Разбитая жизнь, или Волшебный рог Оберона [Рисунки Г. Калиновского] - Валентин Катаев
Шрифт:
Интервал:
Закладка:
…По вечерам вдоль моря, в пыльной зелени дачных садов, то тут, то там слышался праздничный треск фейерверка, били фонтанчики золотого дождя и дымно горели разноцветные зарева бенгальских огней.
А еще позже, уже почти ночью, когда на сером небе высыпали мириады мириадов млечных июльских звезд, начинали пускать ракеты, и особенно печальна была последняя ракета, как бы возвещавшая о наступлении полночи и конце увеселений.
В темноту небосвода уходила с побережья прямо в звезды ракета, иногда несколько последних ракет одновременно. Они распадались, как отдельные колосья развязанного снопа. Достигнув высшей точки, они лопались, причем звук разрыва доходил до земли значительно позже, чем немое зрелище их огненного распада.
Впоследствии я прочитал у Бунина:
«Был поздний час — и вдруг над темнотой, высоко над уснувшею землею, прорезав ночь оранжевой чертой, взвилась ракета бешеной змеею. Стремительно порыв ее вознес… Но миг один — и в темное забвенье уже текут алмазы крупных слез, и медленно их тихое паденье».
Фейерверк изготовляли на небольших фабриках, за городом.
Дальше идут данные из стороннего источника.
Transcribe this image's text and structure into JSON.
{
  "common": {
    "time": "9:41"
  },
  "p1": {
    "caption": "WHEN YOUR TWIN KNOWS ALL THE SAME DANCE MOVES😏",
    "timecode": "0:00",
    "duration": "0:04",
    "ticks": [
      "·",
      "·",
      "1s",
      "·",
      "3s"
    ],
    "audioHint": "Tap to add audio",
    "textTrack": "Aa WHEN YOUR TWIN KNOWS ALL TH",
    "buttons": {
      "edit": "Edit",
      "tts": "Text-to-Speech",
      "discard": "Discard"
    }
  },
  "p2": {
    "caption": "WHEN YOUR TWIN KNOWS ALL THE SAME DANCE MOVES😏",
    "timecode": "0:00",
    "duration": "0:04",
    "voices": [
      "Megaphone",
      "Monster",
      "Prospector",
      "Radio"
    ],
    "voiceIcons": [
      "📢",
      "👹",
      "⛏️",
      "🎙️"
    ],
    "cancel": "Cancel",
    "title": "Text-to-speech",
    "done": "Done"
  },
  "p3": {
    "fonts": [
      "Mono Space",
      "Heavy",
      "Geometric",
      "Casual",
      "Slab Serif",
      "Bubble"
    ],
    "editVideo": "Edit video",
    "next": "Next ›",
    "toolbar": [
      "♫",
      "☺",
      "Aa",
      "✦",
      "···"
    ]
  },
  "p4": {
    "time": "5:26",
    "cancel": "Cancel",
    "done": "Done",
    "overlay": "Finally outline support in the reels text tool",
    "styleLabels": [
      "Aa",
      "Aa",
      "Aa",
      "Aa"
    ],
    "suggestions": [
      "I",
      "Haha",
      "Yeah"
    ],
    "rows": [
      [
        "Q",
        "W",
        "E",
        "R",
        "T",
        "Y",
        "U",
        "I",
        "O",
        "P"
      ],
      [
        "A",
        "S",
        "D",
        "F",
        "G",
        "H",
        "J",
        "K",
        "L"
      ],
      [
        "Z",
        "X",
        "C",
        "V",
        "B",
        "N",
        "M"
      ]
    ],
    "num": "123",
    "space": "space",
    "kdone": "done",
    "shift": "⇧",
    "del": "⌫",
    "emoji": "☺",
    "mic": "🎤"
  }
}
Одну такую фабрику я хорошо помню. Она находилась за глухим каменным забором в приморском переулке, выходящем на Малофонтанскую дорогу. Забор был выбелен мелом, и во всю его длину тянулась надпись черными буквами в рост человека:
«Пиротехническое заведение „Фортуна“».
За забором виднелась железная крыша заведения и верхние части таинственных окон. Приставив к забору несколько строительных ракушниковых камней, можно было взобраться по ним и заглянуть в окна мастерской, где стояли деревянные станки для крепкого завязывания и перевязывания шпагатом уже готовых картонных трубок. В этих станках чудилось что-то средневековое, как будто бы их нарисовал Дюрер, но люди, работавшие возле них, ничем не отличались от обыкновенных городских ремесленников — те же черные жилетки поверх сатиновых косовороток навыпуск — с цветными стеклянными пуговичками, те же усы и бороды и тонкие ремешки на головах — шпандыри, — чтобы волосы не лезли в глаза, как у сапожников. В других помещениях пиротехнического заведения «Фортуна» катали картонные трубки и толкли в ступках пороховую смесь серы, селитры, порошка древесного угля, бертолетовой соли, а затем, приготовив из этого тесто, набивали им картонные трубки и вставляли фитильки. Штабеля готового фейерверка сохли вдоль ракушниковых стен, и ракеты стояли по ранжиру, как солдаты, от самых крупных, дорогих, до самых маленьких — пятикопеечных, на хилых ножках, из числа тех, которые иногда покупали в складчину уличные мальчики.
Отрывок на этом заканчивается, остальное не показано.